J. J. P. : L’obésité ! Elle augmente vite, chez les enfants notamment. Nous voyons des nourrissons de 18 mois avec de la cellulite. Les généralistes de l’Amses constatent de plus en plus de pathologies thyroïdiennes. Nous observons aussi des troubles du comportement, surtout dans la zone polluée. La neurotoxicité des pesticides est soupçonnée. En ce qui concerne les malformations congénitales, le registre est trop récent pour que nous ayons du recul. Mais une étude menée à Montpellier sur les problèmes en­docriniens chez l’enfant fait le lien entre pesticides, fertilité et malformations. Une autre éventualité : l’impact des pesticides sur les prématurés. Il existe en Martinique un taux incompressible de prématurité depuis vingt ans alors qu’ailleurs, les cas diminuent. Pourquoi ?

L’I. M. : Que pensez-vous du Plan chlordécone 2011-2013(3) ?

J. J. P. : Il faut certes saluer des efforts réalisés sur le volet agricole. En revanche, le volet santé est insuffisamment pris en compte. S’il est possible, en Martinique, de mesurer le taux de chlordécone dans l’environnement, en revanche, les analyses de dosage biologique du chlordécone dans les matrices tissulaires(4) sont rares car envoyées en Belgique. Nous avons demandé un laboratoire spécifique pour faire ce dosage ici. On nous répond que cela coûterait cher car cet examen n’est pas remboursé par la Sécurité sociale. Pourtant, on pourrait faire de la prévention et avancer bien plus vite dans la connaissance des effets sanitaires chroniques, avec, à long terme, un retour sur investissement pour l’État. Une demande de dépistage systématique du cancer de la prostate, sollicitée par les médecins antillais, est toujours en délibération à la Haute Autorité de santé. Et pour les autres cancers, le plan ne prévoit rien !

1- L’Amses a été lancée en avril 2010 par des membres de l’Union régionale des médecins libéraux de Martinique. 163, route de Ravine-Vilaine, 97200 Fort-de-France, Martinique.

2- De 2001 à 2005, 2 142 nouveaux cas de cancer de la prostate ont été recensés en Martinique. Le risque d’y être atteint de ce cancer avant l’âge de 75 ans concerne un homme sur cinq. Parallèlement, l’incidence du cancer colorectal a augmenté de 8 % chez la femme et l’homme.

3- Lire notre article d’actualité sur espacinfirmier.com (bit.ly/egUr7X).

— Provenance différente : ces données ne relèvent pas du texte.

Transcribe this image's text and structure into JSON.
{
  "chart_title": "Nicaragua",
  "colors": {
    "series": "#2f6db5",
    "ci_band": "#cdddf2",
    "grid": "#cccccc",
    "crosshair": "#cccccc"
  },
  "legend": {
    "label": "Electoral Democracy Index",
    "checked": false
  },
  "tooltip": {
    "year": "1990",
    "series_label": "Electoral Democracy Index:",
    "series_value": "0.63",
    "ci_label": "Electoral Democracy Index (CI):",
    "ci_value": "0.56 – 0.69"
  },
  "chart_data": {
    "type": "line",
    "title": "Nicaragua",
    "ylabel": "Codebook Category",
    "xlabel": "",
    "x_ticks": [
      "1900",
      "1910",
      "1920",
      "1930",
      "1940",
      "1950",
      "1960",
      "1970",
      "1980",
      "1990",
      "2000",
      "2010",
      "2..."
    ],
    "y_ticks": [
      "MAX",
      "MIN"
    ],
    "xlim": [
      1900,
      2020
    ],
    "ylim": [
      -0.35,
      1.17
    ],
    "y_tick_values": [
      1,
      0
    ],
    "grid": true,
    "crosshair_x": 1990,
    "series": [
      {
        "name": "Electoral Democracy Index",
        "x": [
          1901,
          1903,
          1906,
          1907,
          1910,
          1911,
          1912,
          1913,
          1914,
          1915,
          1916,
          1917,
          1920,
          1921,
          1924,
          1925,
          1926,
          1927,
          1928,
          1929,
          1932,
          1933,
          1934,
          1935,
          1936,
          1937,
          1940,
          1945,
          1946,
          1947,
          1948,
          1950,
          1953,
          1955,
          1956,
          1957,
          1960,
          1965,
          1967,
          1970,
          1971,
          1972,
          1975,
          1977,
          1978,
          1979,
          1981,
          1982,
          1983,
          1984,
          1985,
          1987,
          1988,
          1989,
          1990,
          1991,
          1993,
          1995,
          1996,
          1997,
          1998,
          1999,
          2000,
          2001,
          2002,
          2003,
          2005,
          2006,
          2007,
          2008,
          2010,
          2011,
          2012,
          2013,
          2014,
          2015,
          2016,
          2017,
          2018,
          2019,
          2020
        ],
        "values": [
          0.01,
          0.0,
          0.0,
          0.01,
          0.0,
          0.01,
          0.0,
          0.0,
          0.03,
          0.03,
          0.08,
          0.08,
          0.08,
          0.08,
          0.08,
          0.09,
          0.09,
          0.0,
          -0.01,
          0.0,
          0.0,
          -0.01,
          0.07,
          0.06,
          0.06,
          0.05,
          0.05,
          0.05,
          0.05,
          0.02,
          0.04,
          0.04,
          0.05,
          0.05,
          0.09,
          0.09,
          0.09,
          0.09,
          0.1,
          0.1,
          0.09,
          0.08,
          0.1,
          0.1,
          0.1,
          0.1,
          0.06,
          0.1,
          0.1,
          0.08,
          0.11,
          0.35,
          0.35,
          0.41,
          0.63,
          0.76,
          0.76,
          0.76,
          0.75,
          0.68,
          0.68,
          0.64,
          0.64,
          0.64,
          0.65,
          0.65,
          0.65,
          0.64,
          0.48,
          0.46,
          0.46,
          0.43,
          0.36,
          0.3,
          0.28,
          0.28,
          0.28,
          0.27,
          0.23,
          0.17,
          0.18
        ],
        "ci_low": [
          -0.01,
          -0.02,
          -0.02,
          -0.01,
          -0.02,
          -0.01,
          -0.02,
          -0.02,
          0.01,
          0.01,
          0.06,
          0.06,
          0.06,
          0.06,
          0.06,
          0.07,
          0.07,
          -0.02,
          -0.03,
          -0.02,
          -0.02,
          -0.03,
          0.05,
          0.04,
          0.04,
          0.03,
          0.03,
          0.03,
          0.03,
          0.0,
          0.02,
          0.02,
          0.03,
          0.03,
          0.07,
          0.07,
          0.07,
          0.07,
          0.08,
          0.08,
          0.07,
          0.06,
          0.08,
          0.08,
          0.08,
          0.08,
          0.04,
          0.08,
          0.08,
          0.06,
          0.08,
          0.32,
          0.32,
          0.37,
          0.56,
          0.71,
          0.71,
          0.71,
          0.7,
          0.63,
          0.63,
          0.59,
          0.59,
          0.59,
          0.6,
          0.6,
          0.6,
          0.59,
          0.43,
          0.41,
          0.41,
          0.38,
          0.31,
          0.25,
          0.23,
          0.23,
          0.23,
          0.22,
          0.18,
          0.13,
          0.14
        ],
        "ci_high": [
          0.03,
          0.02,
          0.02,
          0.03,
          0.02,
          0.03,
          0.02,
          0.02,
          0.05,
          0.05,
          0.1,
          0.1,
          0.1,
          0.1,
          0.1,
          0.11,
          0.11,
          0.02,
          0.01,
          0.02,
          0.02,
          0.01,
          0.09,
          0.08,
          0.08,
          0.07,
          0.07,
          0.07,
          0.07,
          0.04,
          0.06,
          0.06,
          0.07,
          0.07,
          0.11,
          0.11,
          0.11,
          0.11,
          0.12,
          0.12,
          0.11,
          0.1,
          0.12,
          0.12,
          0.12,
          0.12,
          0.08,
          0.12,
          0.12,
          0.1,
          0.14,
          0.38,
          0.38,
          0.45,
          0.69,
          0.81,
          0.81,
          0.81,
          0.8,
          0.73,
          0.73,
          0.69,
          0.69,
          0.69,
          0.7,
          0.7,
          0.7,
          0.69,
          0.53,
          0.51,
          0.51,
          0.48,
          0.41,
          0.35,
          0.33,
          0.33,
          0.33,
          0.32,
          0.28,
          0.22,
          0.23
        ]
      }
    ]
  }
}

4- Sang, organes, graisse.

POLLUTION

Sols et eaux contaminés

→ Interdit aux États-Unis dès 1976, le chlordécone n’a été prohibé en France métropolitaine qu’en 1990, et en 1993 aux Antilles. Des rapports pointent le rôle des intérêts économiques dans la lenteur de l’interdiction et les dérogations octroyées. Utilisé contre le charançon du bananier, le chlordécone a contaminé sols et eaux, empoisonnant légumes et poissons. En Guadeloupe, 6 500 hectares sont touchés. En Martinique, 14 500. Sur ces terres, la culture intensive de bananes se poursuit car ces fruits sont peu sensibles au transfert de chlordécone. Mais l’usage abusif de glyphosate (un herbicide total) et l’épandage de fongicides par hélicoptère(1) inquiètent les médecins de l’Amses, qui craignent un possible « effet cocktail »(2) de ces polluants. C. R.

1- Les grands planteurs ont obtenu des dérogations à la directive européenne interdisant l’épandage aérien.

2- Phénomène selon lequel plusieurs produits chimiques, considérés séparément, ne dépassent pas un certain seuil de nocivité, mais dont les effets toxiques sont multipliés lorsqu’ils sont utilisés, ingérés ou respirés ensemble.